Recently I offered an “argument” about what conservative males find attractive about Sarah Palin — her attractiveness — and I provided some “evidence” by reference to the parallels between pretty female candidates and women sideline reporters with two XXs (Chromosomes, you creeps! Get your mind out of the gutter!). I made the claim that Bachmann’s support rested more on her craziness than her beauty, but then I found this. I am recalibrating my argument…..

But I want to push the analogy further, and ask — who gives a f*#k about the Iowa Straw Poll? Why, when Michele Bachmann wins, do they drop confetti? Don’t they usually wait to the convention for that? Winning the votes of 4,000 Iowans now gets you what American GIs had to fight the Battle of the Bulge for? Is ticker tape that much cheaper these days, that we can just use it wily-nilly?

I realized that a similar thing is happening on the NFL football field. It used to be that before a game the announcer would simply introduce the visiting team, it would run out, and everyone would boo. Then the announcer would raise his voice and cheer for “YOUR [insert city and mascot].” Everyone would cheer. And then they would play a football game. At the Super Bowl, though, they would bring giant inflatable helmets and place them in front of the tunnel to the locker rooms. They would shoot off fireworks when the teams came out. This added to the pageantry (wc?), the significance (wc?) of the ultimate game, the fight for the championship.

Now everyone has got an inflatable helmet for every regular season game. For all I know they use it in the preseason. It’s exactly like dropping confetti at the Iowa Straw Poll, a game that doesn’t mean a thing (unless you are Tim Pawlenty). Why is everything So Very Important Now so that we are all spent, jaded and unimpressed by the final contest? Seriously, unless someone’s nipple slips out, I just don’t care. (Don’t get any ideas, Romney. That was metaphorical.)

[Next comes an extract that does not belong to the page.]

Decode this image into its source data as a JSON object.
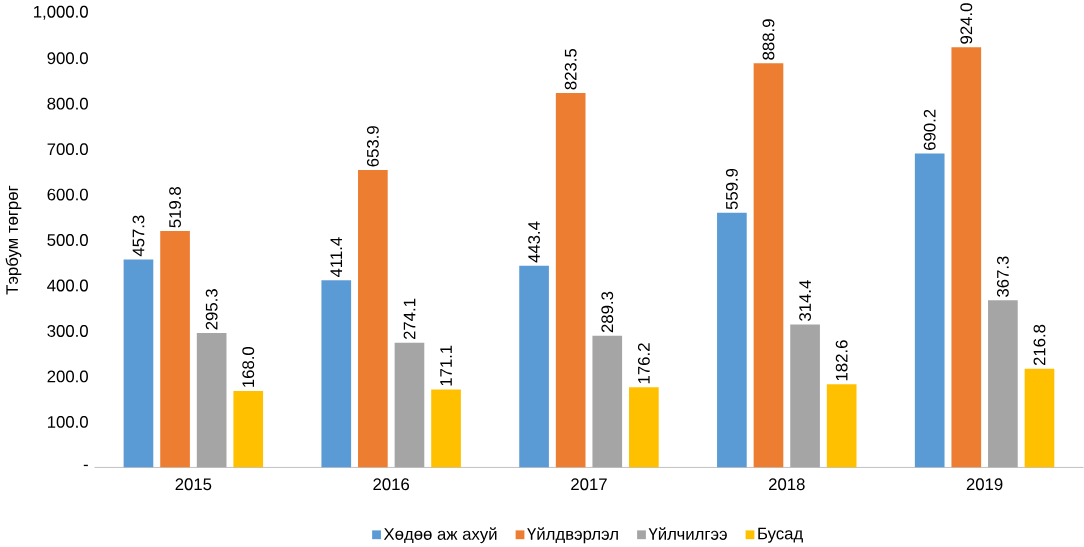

The same thing is going on at kids’ birthday parties. (Stay with me.) When I was a kid, the only place you found a bouncy house was at the State Fair. These were not available on an everyday basis, in your Personal Home. Maybe this is just Southern California, but there is a guy down the street with three kids who has a bouncy house three times a year in his backyard for every birthday. At my house, we put out some folding chairs in the backyard for the parents and turn on the sprinkler. The kids love it, but they are young. I know I am about two years away from a total meltdown when my son begins to demand a temporary rollercoaster be set up to mark the anniversary of his passing through my wife’s cervix. It’s just a birthday (straw pool, regular season game, etc)! I just want to understand this phenomenon.